NCST to form working group to study plight of tribals in jails
The National Commission for Scheduled Tribes (NCST) has decided to form a working group to study the plight of tribal inmates on death row and life convicts who are languishing in jails after 14 years of incarceration.
It has written to the states and Union Territories asking them to furnish information on such prisoners.
The directions have come on a petition that argued that most convicts belonging to tribal communities are “poor and illiterate” and do not get proper legal aid during trial or to file appeals for parole and remission.

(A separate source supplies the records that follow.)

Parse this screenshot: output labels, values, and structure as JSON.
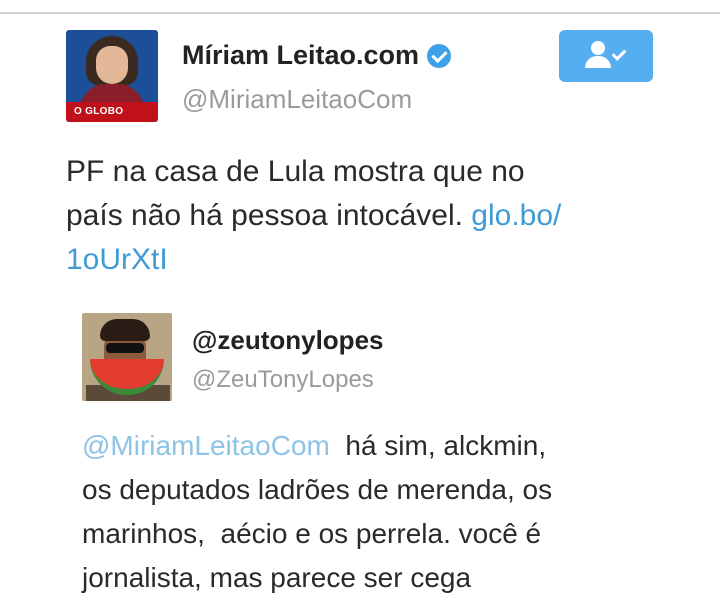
{
  "tweet": {
    "author_name": "Míriam Leitao.com",
    "author_handle": "@MiriamLeitaoCom",
    "avatar_brand": "O GLOBO",
    "verified_icon": "verified-badge-icon",
    "follow_icon": "following-person-check-icon",
    "text_lines": [
      "PF na casa de Lula mostra que no",
      "país não há pessoa intocável. "
    ],
    "link_part1": "glo.bo/",
    "link_part2": "1oUrXtI"
  },
  "quoted": {
    "author_name": "@zeutonylopes",
    "author_handle": "@ZeuTonyLopes",
    "mention": "@MiriamLeitaoCom",
    "line1_rest": "  há sim, alckmin,",
    "line2": "os deputados ladrões de merenda, os",
    "line3": "marinhos,  aécio e os perrela. você é",
    "line4": "jornalista, mas parece ser cega"
  },
  "colors": {
    "link": "#3f9bd4",
    "follow_button": "#55aef0",
    "verified": "#3ea1e8",
    "brand_red": "#c0111b"
  }
}
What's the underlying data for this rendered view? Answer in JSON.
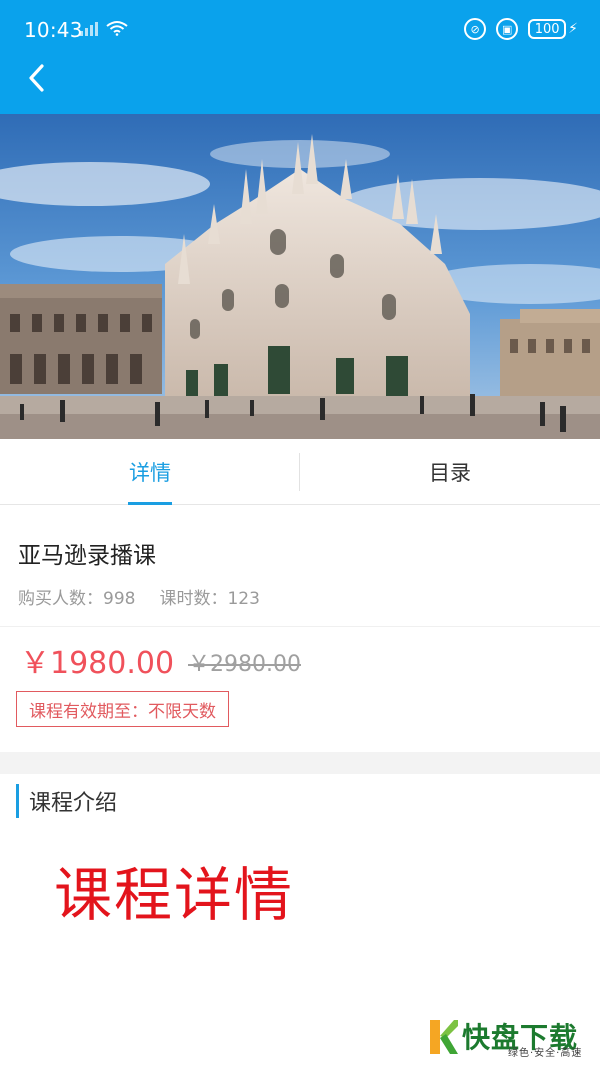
{
  "status": {
    "time": "10:43",
    "battery": "100"
  },
  "nav": {
    "back_icon": "chevron-left-icon"
  },
  "tabs": [
    {
      "label": "详情",
      "active": true
    },
    {
      "label": "目录",
      "active": false
    }
  ],
  "course": {
    "title": "亚马逊录播课",
    "buyers_label": "购买人数：998",
    "lessons_label": "课时数：123",
    "price": "￥1980.00",
    "original_price": "￥2980.00",
    "validity": "课程有效期至：不限天数"
  },
  "intro": {
    "heading": "课程介绍",
    "content": "课程详情"
  },
  "watermark": {
    "brand": "快盘下载",
    "tagline": "绿色·安全·高速"
  },
  "colors": {
    "header": "#0aa2ec",
    "accent": "#1a9ee2",
    "price": "#f0515b",
    "detail_red": "#e3141c"
  }
}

The petition filed before the NCST by rights activist and Supreme Court lawyer Radhakanta Tripathy said there was no provision that provided for automatic consideration of cases for pardon and commutation under Article 161 of the Constitution (power of the governor to grant pardons, etc, and to suspend, remit or commute sentences).

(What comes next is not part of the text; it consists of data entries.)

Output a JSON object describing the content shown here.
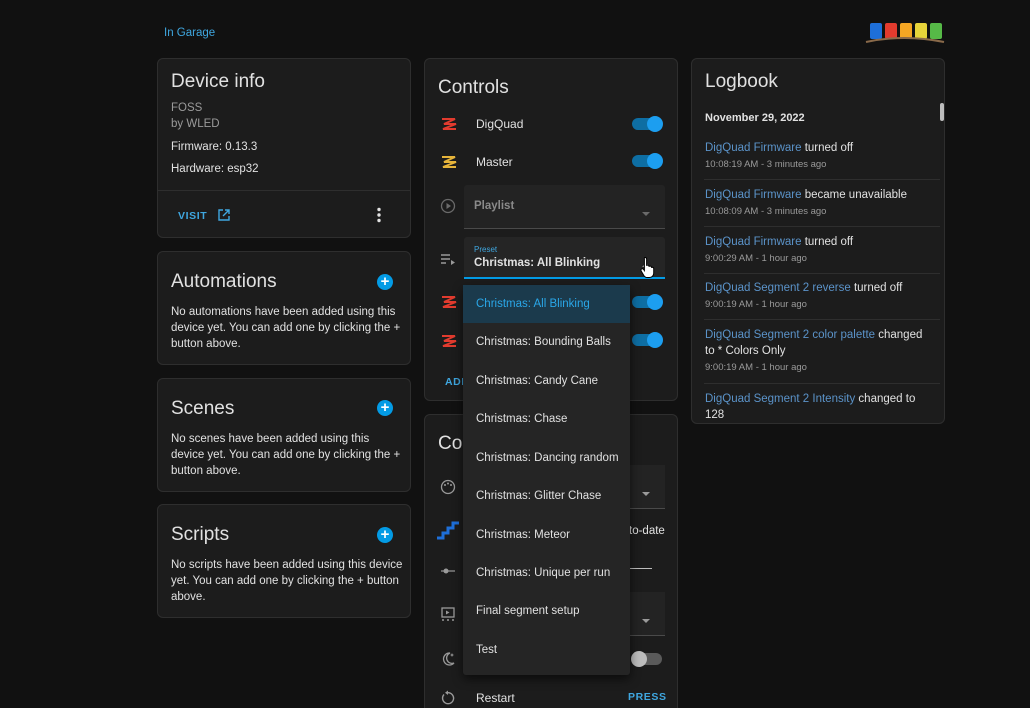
{
  "breadcrumb": "In Garage",
  "device_info": {
    "title": "Device info",
    "model": "FOSS",
    "manufacturer": "by WLED",
    "firmware": "Firmware: 0.13.3",
    "hardware": "Hardware: esp32",
    "visit_label": "VISIT"
  },
  "automations": {
    "title": "Automations",
    "text": "No automations have been added using this device yet. You can add one by clicking the + button above."
  },
  "scenes": {
    "title": "Scenes",
    "text": "No scenes have been added using this device yet. You can add one by clicking the + button above."
  },
  "scripts": {
    "title": "Scripts",
    "text": "No scripts have been added using this device yet. You can add one by clicking the + button above."
  },
  "controls": {
    "title": "Controls",
    "rows": [
      {
        "label": "DigQuad",
        "on": true
      },
      {
        "label": "Master",
        "on": true
      }
    ],
    "playlist_placeholder": "Playlist",
    "preset_label": "Preset",
    "preset_value": "Christmas: All Blinking",
    "add_label": "ADD"
  },
  "config": {
    "title_partial": "Co",
    "update_text": "to-date",
    "restart_label": "Restart",
    "press_label": "PRESS"
  },
  "preset_menu": {
    "options": [
      "Christmas: All Blinking",
      "Christmas: Bounding Balls",
      "Christmas: Candy Cane",
      "Christmas: Chase",
      "Christmas: Dancing random",
      "Christmas: Glitter Chase",
      "Christmas: Meteor",
      "Christmas: Unique per run",
      "Final segment setup",
      "Test"
    ],
    "selected": "Christmas: All Blinking"
  },
  "logbook": {
    "title": "Logbook",
    "date": "November 29, 2022",
    "entries": [
      {
        "entity": "DigQuad Firmware",
        "action": " turned off",
        "when": "10:08:19 AM - 3 minutes ago"
      },
      {
        "entity": "DigQuad Firmware",
        "action": " became unavailable",
        "when": "10:08:09 AM - 3 minutes ago"
      },
      {
        "entity": "DigQuad Firmware",
        "action": " turned off",
        "when": "9:00:29 AM - 1 hour ago"
      },
      {
        "entity": "DigQuad Segment 2 reverse",
        "action": " turned off",
        "when": "9:00:19 AM - 1 hour ago"
      },
      {
        "entity": "DigQuad Segment 2 color palette",
        "action": " changed to * Colors Only",
        "when": "9:00:19 AM - 1 hour ago"
      },
      {
        "entity": "DigQuad Segment 2 Intensity",
        "action": " changed to 128",
        "when": ""
      }
    ]
  },
  "colors": {
    "accent": "#039be5",
    "link": "#5b93c9",
    "wled_red": "#e23b2e"
  }
}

“The provisions of remission, pardon, parole and appropriate legal aid remain an untouched chapter for these victims of traditional social torture and government negligence,” Tripathy’s petition said.
“Most of the life convicts belonging to Scheduled Castes are poor, illiterate, unfortunate victims of circumstances.… They fall victim to highhandedness and arbitrary actions of the State and negligence of authorities, and cannot complain due to lack of knowledge and money,” he said. Such people do not have access to adequate and appropriate legal aid.